Clooney and Heslov approached the project as journalists would, painstakingly double-checking all their facts and using two sources for every scene. They say any slip-up would give critics with an agenda ammunition to "marginalize" their film.
"There's a certain revisionist history going on that McCarthy was right and Murrow was a traitor," Clooney says.
The movie opens and closes with the 1958 speech that Murrow gave to the Radio and Television News Directors Association convention, about his fears about where television was heading. (The speech ended, "This instrument can teach, it can illuminate; yes, it can even inspire. But it can do so only to the extent that humans are determined to use it to those ends. Otherwise, it is merely wires and lights in a box.")

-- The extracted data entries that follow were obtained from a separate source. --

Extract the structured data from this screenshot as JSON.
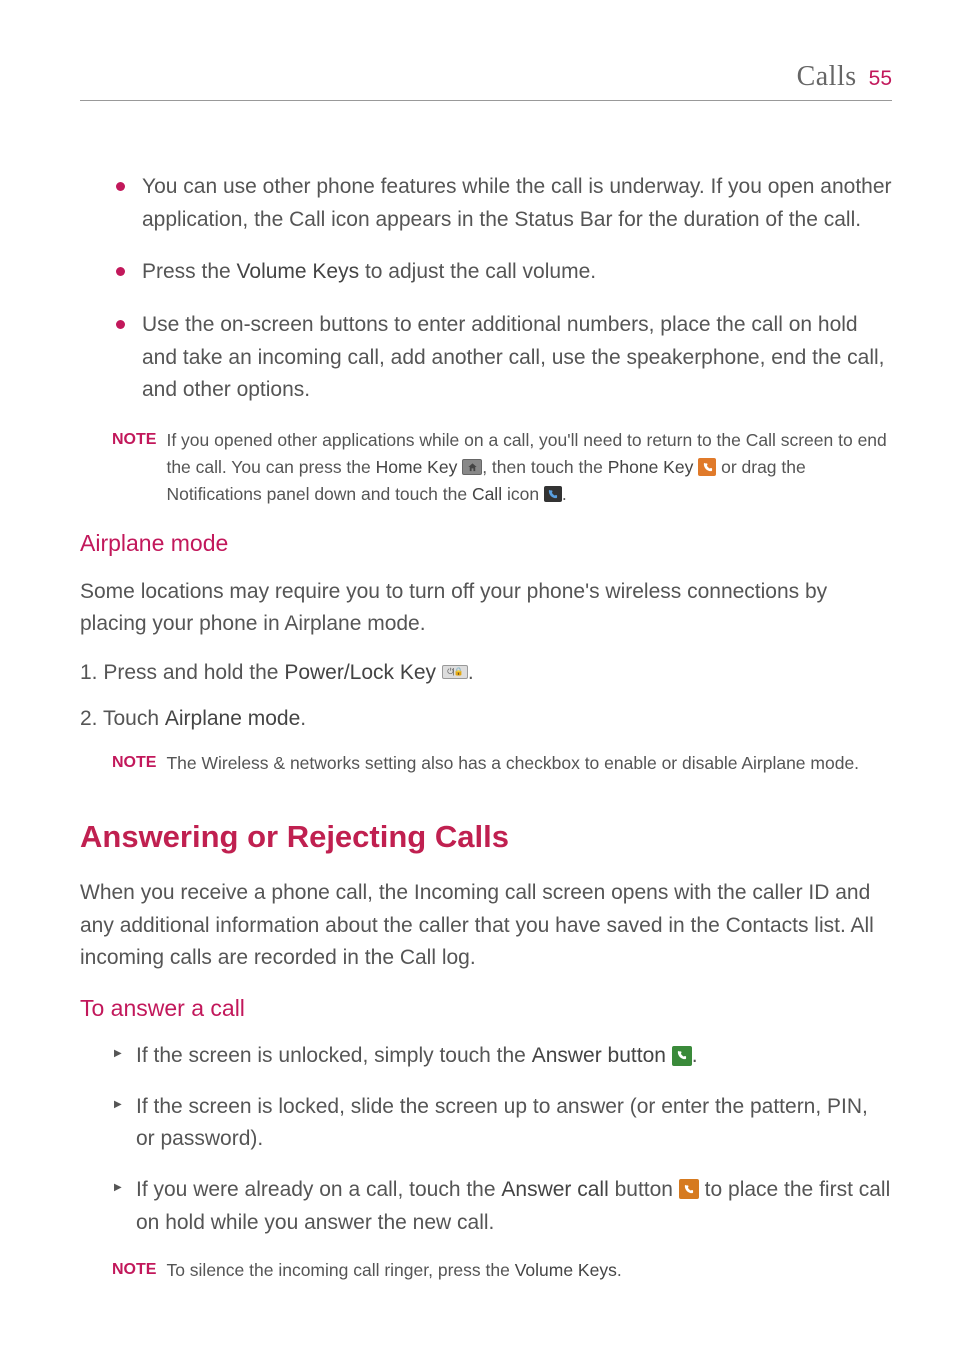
{
  "header": {
    "section": "Calls",
    "page": "55"
  },
  "bullets": [
    "You can use other phone features while the call is underway. If you open another application, the Call icon appears in the Status Bar for the duration of the call.",
    {
      "prefix": "Press the ",
      "bold": "Volume Keys",
      "suffix": " to adjust the call volume."
    },
    "Use the on-screen buttons to enter additional numbers, place the call on hold and take an incoming call, add another call, use the speakerphone, end the call, and other options."
  ],
  "note1": {
    "label": "NOTE",
    "pre": "If you opened other applications while on a call, you'll need to return to the Call screen to end the call. You can press the ",
    "home_key": "Home Key",
    "comma_then": ", then touch the ",
    "phone_key": "Phone Key",
    "or_drag": " or drag the Notifications panel down and touch the ",
    "call_icon": "Call",
    "icon_word": " icon ",
    "period": "."
  },
  "airplane": {
    "heading": "Airplane mode",
    "intro": "Some locations may require you to turn off your phone's wireless connections by placing your phone in Airplane mode.",
    "step1_pre": "1. Press and hold the ",
    "step1_bold": "Power/Lock Key",
    "step1_post": ".",
    "step2_pre": "2. Touch ",
    "step2_bold": "Airplane mode",
    "step2_post": "."
  },
  "note2": {
    "label": "NOTE",
    "text": "The Wireless & networks setting also has a checkbox to enable or disable Airplane mode."
  },
  "answering": {
    "heading": "Answering or Rejecting Calls",
    "intro": "When you receive a phone call, the Incoming call screen opens with the caller ID and any additional information about the caller that you have saved in the Contacts list. All incoming calls are recorded in the Call log.",
    "sub": "To answer a call",
    "item1_pre": "If the screen is unlocked, simply touch the ",
    "item1_bold": "Answer button",
    "item1_post": ".",
    "item2": "If the screen is locked, slide the screen up to answer (or enter the pattern, PIN, or password).",
    "item3_pre": "If you were already on a call, touch the ",
    "item3_bold": "Answer call",
    "item3_mid": " button ",
    "item3_post": " to place the first call  on hold while you answer the new call."
  },
  "note3": {
    "label": "NOTE",
    "pre": "To silence the incoming call ringer, press the ",
    "bold": "Volume Keys",
    "post": "."
  }
}
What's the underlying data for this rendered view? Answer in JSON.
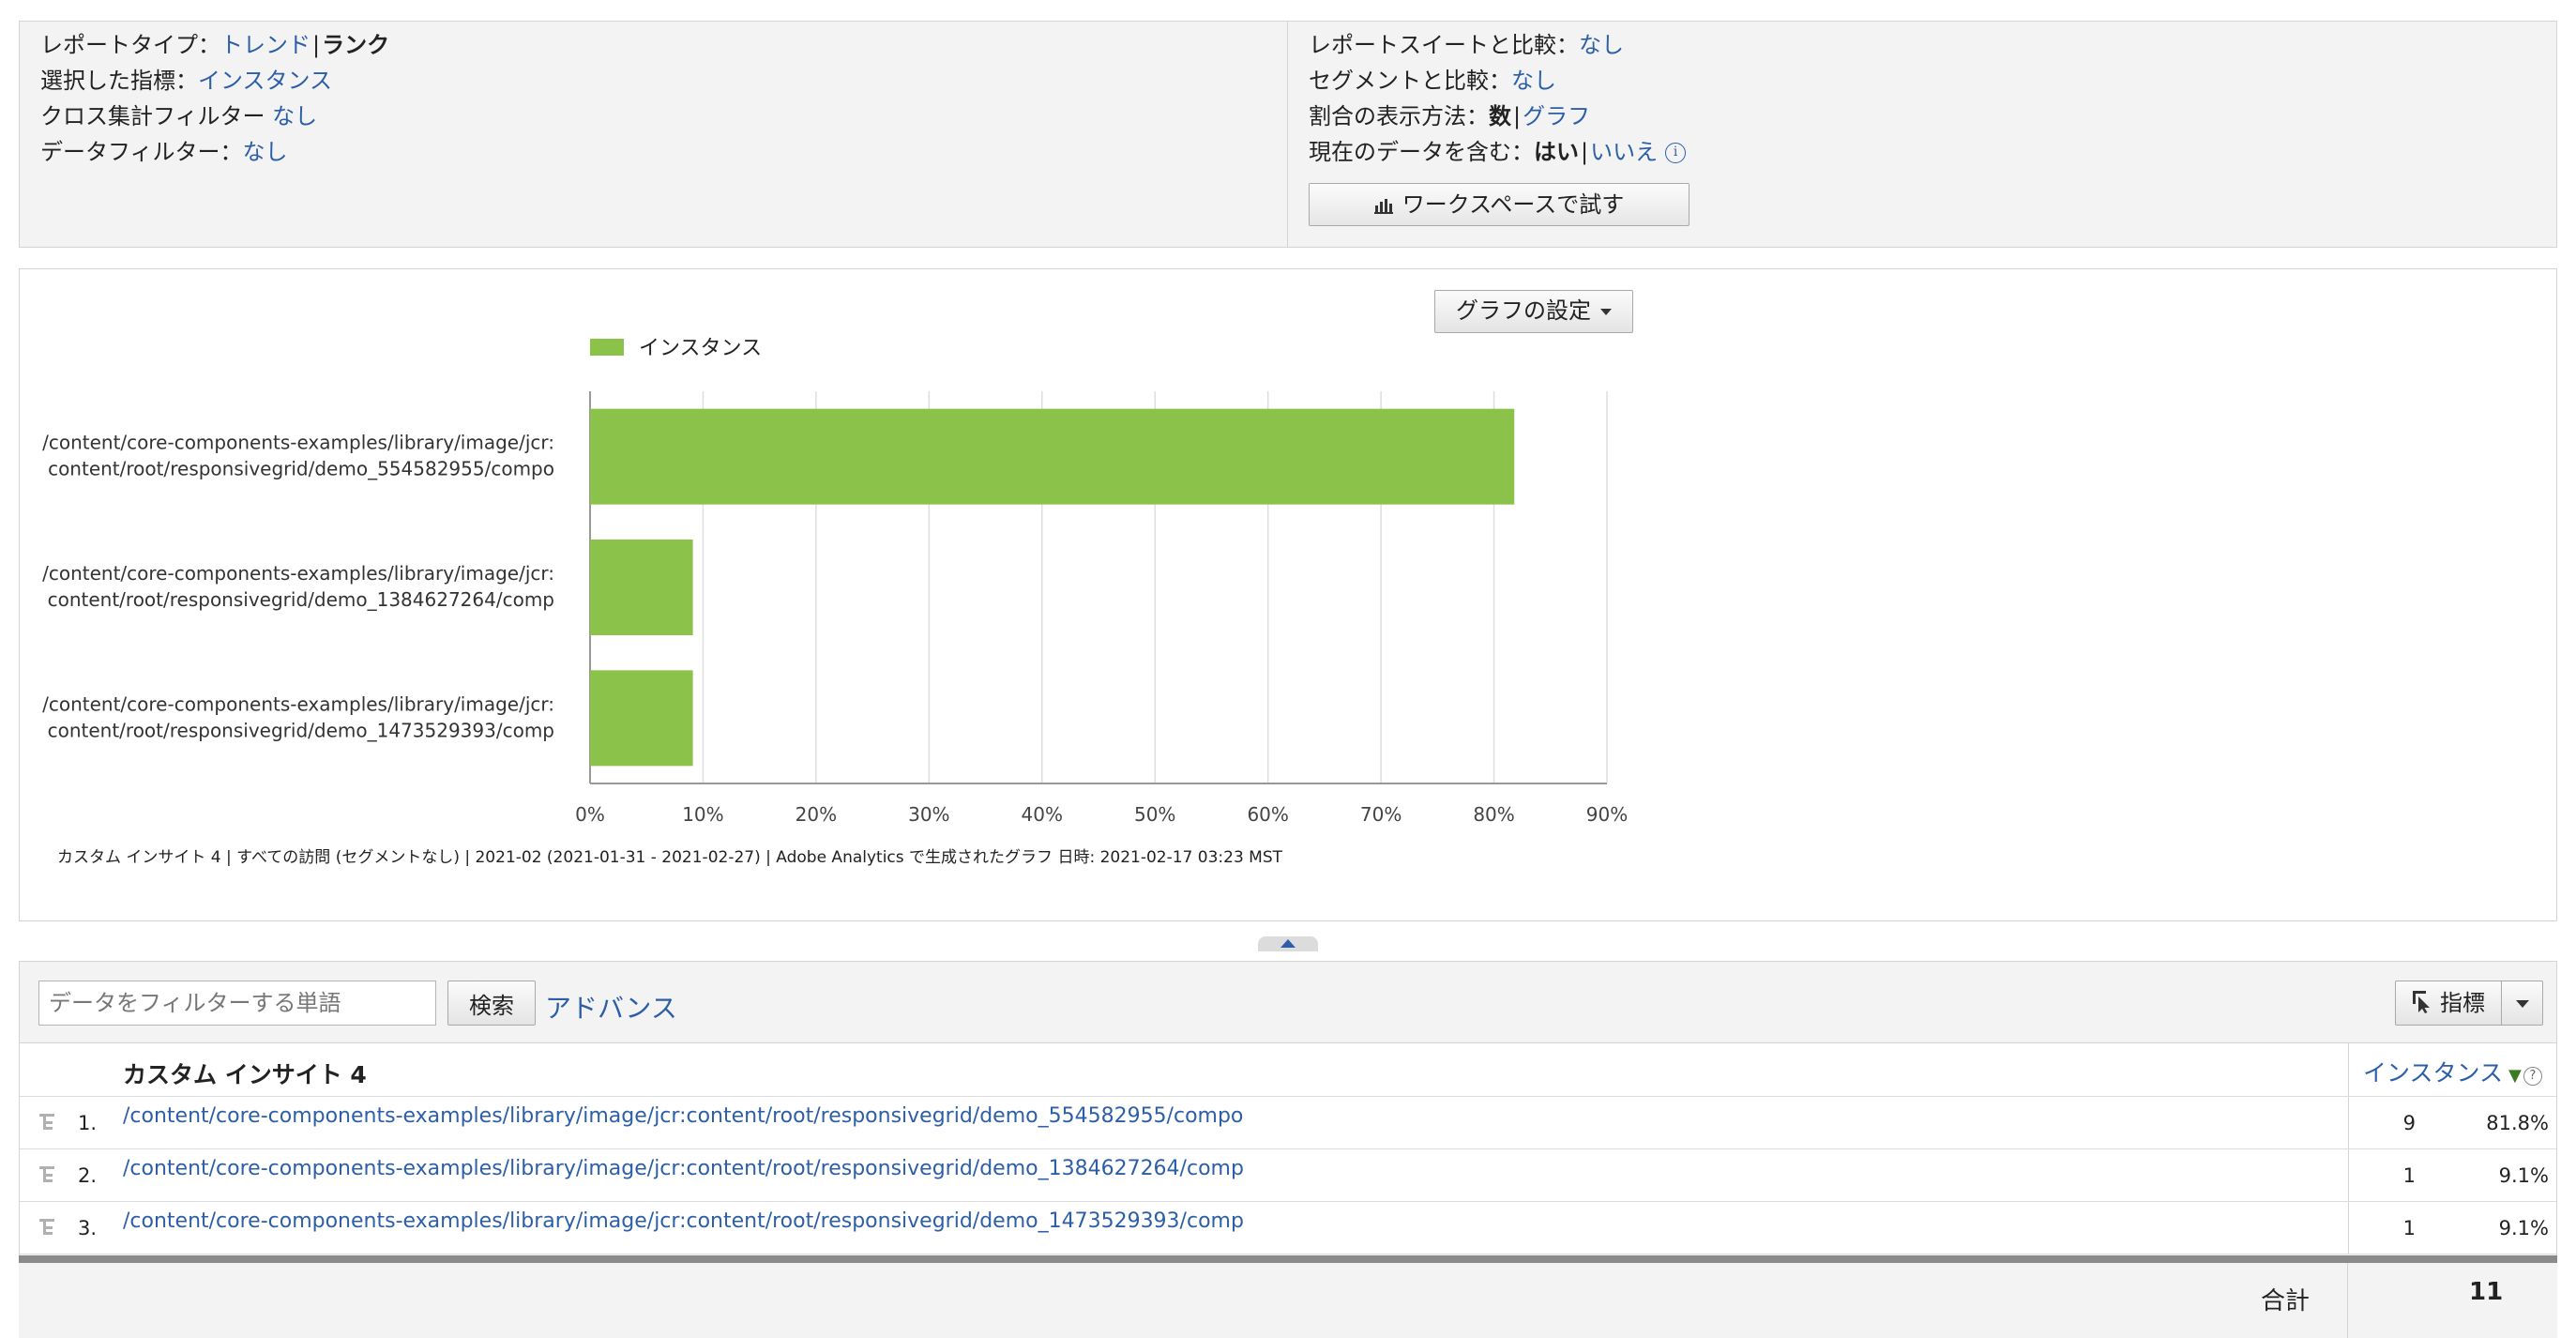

Clooney insists "Good Night" is not a statement about the current political situation, even though he's known as one of Hollywood's most outspoken liberals, and his film is coming out at a time of debate about the Patriot Act.
"The other thing we thought was important was to talk about the dangers of allowing fear to erode away civil liberties, because that's always a dangerous step," he says. "We do it every 30 years or so. We panic, we get blown up at Pearl Harbor, and we grab up all the Japanese-Americans and throw them into detention camps. The good news about it is that we can fix it. We lose our minds, we get a little crazy, we get a little scared, and usually someone capitalizes on that for their own gain, and then we fix it, and the main reason we fix it is because of the newsmen."
He thinks there are many fine journalists today - Brian Williams and Bill Moyers included - but neither he nor Strathairn believes there could be another Murrow today.